§ 18201. Nonconforming activities; cessation
(a) Applicability. If, as a result of a merger, consolidation, conversion, or acquisition pursuant to
this title, the resulting institution is to be of a different type or of a different
character than any one or all of the participating or converting institutions, such
resulting institution shall be subject to the conditions and limitations as set forth
in this subchapter.
(b) Plan for termination. The plan of merger, consolidation, conversion, or acquisition shall set forth the
method and schedule for terminating those activities not permitted by the laws of
this State for the resulting institution, but that were authorized for any of the
participating or converting institutions.
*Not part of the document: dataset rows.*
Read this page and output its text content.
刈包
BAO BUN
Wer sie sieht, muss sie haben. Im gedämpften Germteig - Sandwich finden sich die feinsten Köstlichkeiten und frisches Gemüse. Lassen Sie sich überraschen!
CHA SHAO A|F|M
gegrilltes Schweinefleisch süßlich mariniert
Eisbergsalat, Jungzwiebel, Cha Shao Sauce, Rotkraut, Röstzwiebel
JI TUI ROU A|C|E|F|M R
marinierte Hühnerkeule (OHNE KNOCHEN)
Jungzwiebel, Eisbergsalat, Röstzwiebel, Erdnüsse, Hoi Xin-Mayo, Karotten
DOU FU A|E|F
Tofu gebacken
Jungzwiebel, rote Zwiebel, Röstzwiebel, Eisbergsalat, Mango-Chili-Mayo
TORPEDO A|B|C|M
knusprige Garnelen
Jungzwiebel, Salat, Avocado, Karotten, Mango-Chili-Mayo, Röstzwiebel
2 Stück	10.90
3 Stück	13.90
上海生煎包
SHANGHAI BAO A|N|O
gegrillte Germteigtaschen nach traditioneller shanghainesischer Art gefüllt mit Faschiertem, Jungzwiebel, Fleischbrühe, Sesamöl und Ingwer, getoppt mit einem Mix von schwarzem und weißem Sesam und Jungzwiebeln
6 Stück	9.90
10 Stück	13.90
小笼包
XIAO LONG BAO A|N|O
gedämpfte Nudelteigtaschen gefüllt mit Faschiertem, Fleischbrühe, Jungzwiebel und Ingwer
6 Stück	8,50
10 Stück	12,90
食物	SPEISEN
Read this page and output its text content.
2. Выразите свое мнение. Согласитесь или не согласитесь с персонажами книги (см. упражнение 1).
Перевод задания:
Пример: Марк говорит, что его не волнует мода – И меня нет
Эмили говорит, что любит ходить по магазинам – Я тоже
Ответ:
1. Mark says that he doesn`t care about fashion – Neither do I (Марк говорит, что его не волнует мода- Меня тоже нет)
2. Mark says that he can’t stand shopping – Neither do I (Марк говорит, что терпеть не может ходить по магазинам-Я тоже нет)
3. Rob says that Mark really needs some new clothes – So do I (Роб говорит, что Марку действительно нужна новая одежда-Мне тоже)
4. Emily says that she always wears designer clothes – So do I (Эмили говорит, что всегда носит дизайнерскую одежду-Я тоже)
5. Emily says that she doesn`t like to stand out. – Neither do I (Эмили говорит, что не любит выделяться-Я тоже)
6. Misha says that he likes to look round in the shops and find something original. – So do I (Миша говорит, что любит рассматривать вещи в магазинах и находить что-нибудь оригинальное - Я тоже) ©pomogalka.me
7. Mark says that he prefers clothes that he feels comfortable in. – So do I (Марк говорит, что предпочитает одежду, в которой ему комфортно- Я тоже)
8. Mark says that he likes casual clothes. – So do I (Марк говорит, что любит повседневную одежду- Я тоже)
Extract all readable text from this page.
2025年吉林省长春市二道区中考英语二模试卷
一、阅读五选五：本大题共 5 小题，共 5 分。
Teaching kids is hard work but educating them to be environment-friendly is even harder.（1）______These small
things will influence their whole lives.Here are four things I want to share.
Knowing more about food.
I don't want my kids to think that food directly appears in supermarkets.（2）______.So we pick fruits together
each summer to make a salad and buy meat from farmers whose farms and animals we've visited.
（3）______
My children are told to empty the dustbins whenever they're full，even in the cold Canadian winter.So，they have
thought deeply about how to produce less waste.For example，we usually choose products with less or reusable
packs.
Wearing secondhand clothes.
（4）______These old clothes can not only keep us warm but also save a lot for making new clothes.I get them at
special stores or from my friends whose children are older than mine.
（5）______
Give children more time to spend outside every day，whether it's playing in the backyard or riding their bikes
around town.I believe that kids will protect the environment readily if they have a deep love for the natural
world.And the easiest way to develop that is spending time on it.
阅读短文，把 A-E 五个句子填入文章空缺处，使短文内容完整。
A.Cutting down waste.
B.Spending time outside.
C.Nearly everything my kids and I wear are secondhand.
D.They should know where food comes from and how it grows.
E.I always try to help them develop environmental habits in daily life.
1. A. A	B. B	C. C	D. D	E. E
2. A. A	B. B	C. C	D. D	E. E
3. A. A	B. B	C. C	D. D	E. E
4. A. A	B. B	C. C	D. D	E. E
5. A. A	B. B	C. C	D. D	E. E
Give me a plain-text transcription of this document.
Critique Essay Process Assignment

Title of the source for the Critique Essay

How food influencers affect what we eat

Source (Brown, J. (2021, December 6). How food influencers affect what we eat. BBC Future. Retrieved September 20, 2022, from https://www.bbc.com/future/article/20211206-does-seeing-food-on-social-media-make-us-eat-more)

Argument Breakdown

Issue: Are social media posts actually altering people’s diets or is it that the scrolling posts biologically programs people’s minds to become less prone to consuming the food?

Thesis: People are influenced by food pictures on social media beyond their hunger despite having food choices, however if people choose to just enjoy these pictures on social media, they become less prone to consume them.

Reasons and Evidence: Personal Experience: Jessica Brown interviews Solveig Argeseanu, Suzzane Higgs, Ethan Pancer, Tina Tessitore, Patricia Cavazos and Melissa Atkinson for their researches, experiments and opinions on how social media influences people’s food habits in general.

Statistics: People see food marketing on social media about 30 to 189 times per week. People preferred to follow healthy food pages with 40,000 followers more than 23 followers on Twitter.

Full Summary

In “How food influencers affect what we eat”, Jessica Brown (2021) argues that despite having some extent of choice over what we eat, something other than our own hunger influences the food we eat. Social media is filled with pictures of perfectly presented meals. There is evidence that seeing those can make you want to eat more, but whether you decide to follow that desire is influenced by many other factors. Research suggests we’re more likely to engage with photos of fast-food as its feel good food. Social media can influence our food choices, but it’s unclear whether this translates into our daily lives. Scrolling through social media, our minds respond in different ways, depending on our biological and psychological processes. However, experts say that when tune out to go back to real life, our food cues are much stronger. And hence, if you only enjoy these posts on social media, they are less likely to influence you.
(c) Effective date. The plan of merger, consolidation, conversion, or acquisition shall state that from
the effective date of such action, the resulting institution shall not engage in any
nonconforming activities, except to the extent necessary to fulfill obligations existing
prior to merger, consolidation, conversion, or acquisition, pursuant to subsection
(d) of this section.
(d) Compliance with limitations. If, as a result of such merger, consolidation, conversion, or acquisition, the resulting
institution exceeds any lending, investment, or other limitations imposed by this
title, it shall conform to such limitations within such period of time as shall be
established by the Commissioner.
(e) Divestiture. The Commissioner may, as a condition to such merger, consolidation, conversion, or
acquisition, require a nonconforming activity to be divested in accordance with such
additional requirements as he or she may deem appropriate under the circumstances. (Added 1999, No. 153 (Adj. Sess.), § 2, eff. Jan. 1, 2001.)